Al leer estas palabra, Ghanem retiró en seguida la mano y dijo: “Explícate qué significa todo esto”. Y la joven dijo:

“Sabe, ¡oh mi señor! que soy la favorita del califa Harún AlRaschid. Las palabras escritas en mi calzón prueban que pertenezco al Emir de los Creyentes, al cual debo reservar el sabor de mis labios y el misterio de mi carne. No puedo entregarme a ti completamente, a pesar de sentirte palpitar en mis entrañas. Tal es mi historia.

Cuando Ghanem supo que ella era favorita y propiedad del Emir de los Creyentes, ya no se atrevió a levantar sus miradas hacia la joven, pues se había convertido para él en cosa sagrada.

Y así fue a sentarse en un rincón, pensando cuán poco le había faltado para ser un criminal y lo audaz que había sido sólo con tocar la piel de Kuat. Y comprendió lo imposible de su amor, y cuán desgraciado era. Y acusó al destino por los golpes tan injustos que le reservaba. Pero no dejó de someterse a los designios de Alah.
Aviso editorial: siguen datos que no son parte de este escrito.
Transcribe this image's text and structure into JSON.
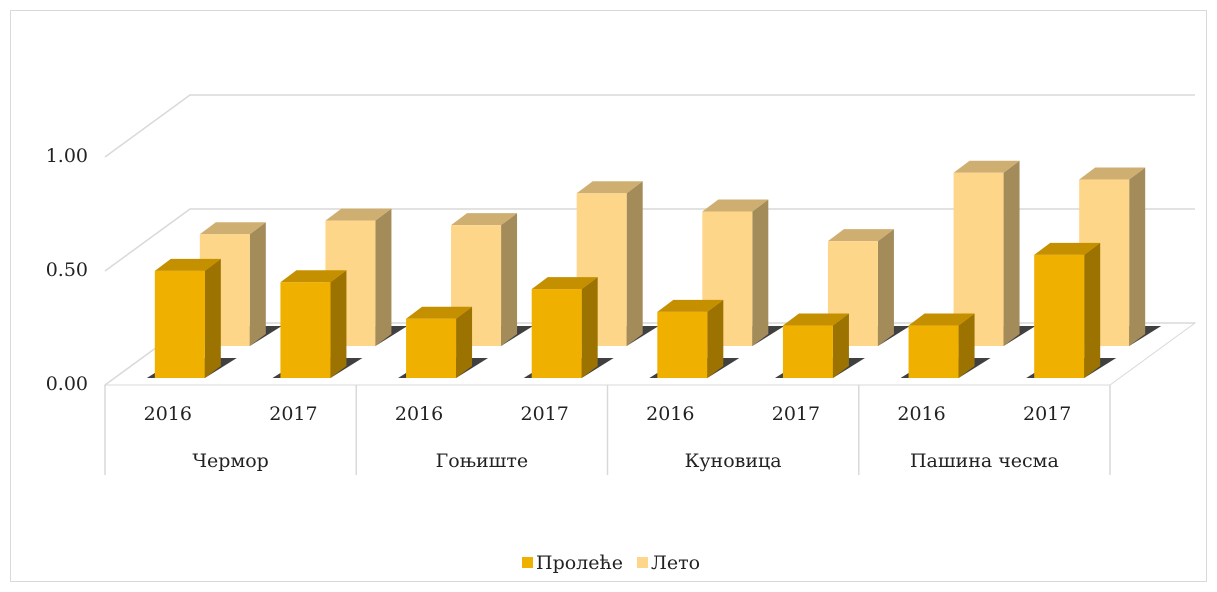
{
  "chart_data": {
    "type": "bar3d",
    "categories": [
      "2016",
      "2017",
      "2016",
      "2017",
      "2016",
      "2017",
      "2016",
      "2017"
    ],
    "groups": [
      "Чермор",
      "Гоњиште",
      "Куновица",
      "Пашина чесма"
    ],
    "series": [
      {
        "name": "Пролеће",
        "color": "#f0b000",
        "values": [
          0.47,
          0.42,
          0.26,
          0.39,
          0.29,
          0.23,
          0.23,
          0.54
        ]
      },
      {
        "name": "Лето",
        "color": "#fdd68a",
        "values": [
          0.49,
          0.55,
          0.53,
          0.67,
          0.59,
          0.46,
          0.76,
          0.73
        ]
      }
    ],
    "ylim": [
      0,
      1
    ],
    "yticks": [
      {
        "value": 0,
        "label": "0.00"
      },
      {
        "value": 0.5,
        "label": "0.50"
      },
      {
        "value": 1,
        "label": "1.00"
      }
    ],
    "grid": true,
    "legend": "bottom"
  }
}
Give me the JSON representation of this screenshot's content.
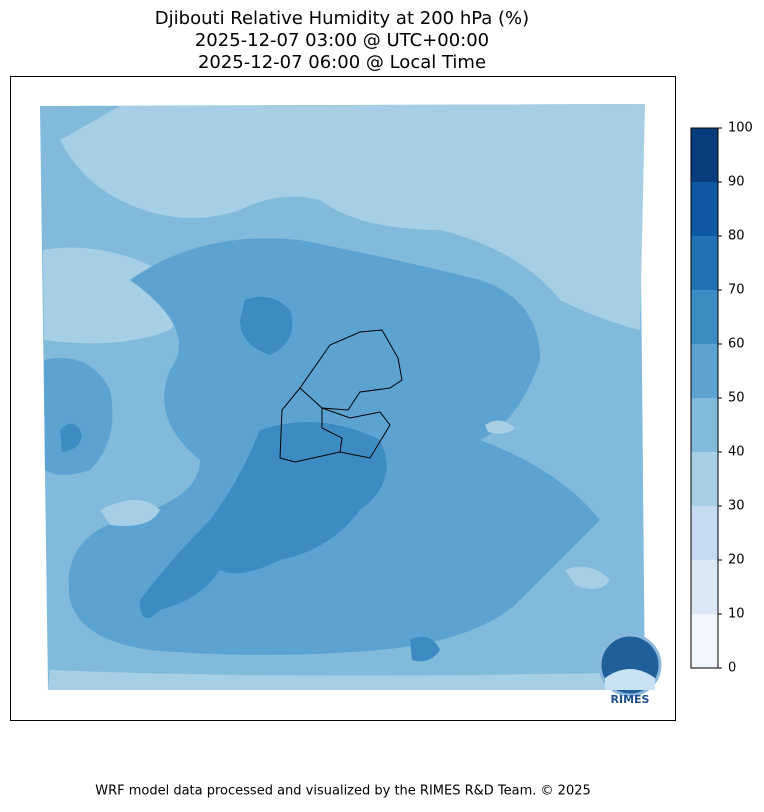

Entonces la joven se acercó a Ghanem, le estrechó contra su seno, le besó, y por todos los medios, menos uno, procuró consolarle. Pero Ghanem ya no se atrevía a corresponder a las caricias de la favorita del Emir. Se sometía a lo que ella le hiciese, pero sin devolver beso por beso ni abrazo por abrazo. Y la favorita, que no esperaba este cambio tan rápido, al ver a Ghanem tan excitado antes y ahora tan respetuoso y tan frío, multiplicó sus caricias. Y con la mano quiso iniciarle a que compartiese su pasión, que se encendía más cada vez con aquel apartamiento.

Y así les sorprendió la mañana. Ghanem se apresuró a marchar al zoco, para comprar las provisiones del día. Y permaneció a-llí una hora comprando mejores cosas que los demás días, por haberse enterado del rango de su invitada. Compró todas las flores del mercado, los pasteles más frescos y las frutas más sabrosas, y todo lo llevó a la casa y se lo presentó a Kuat. Apenas le vio, la joven corrió a él, y llena de deseos, restregó su cuerpo contra el suyo, le miró con ojos negros de pasión y húmedos de ansiedad, y le sonrió insinuante, diciéndole: “¡Cuánto has tardado, querido mío, deseado de mi corazón! ¡Por Alah! La hora de tu ausencia me ha parecido un año. Comprendo que ya no me puedo reprimir. Mi pasión ha llegado a su límite, y me consume toda. ¡Oh Ghanem! ¡Tómame! ¡Poséeme! ¡Me muero!.

Entonces Ghanem la poseyó completamente.

Extracto de “Las mil y una noches”, de autor anónimo.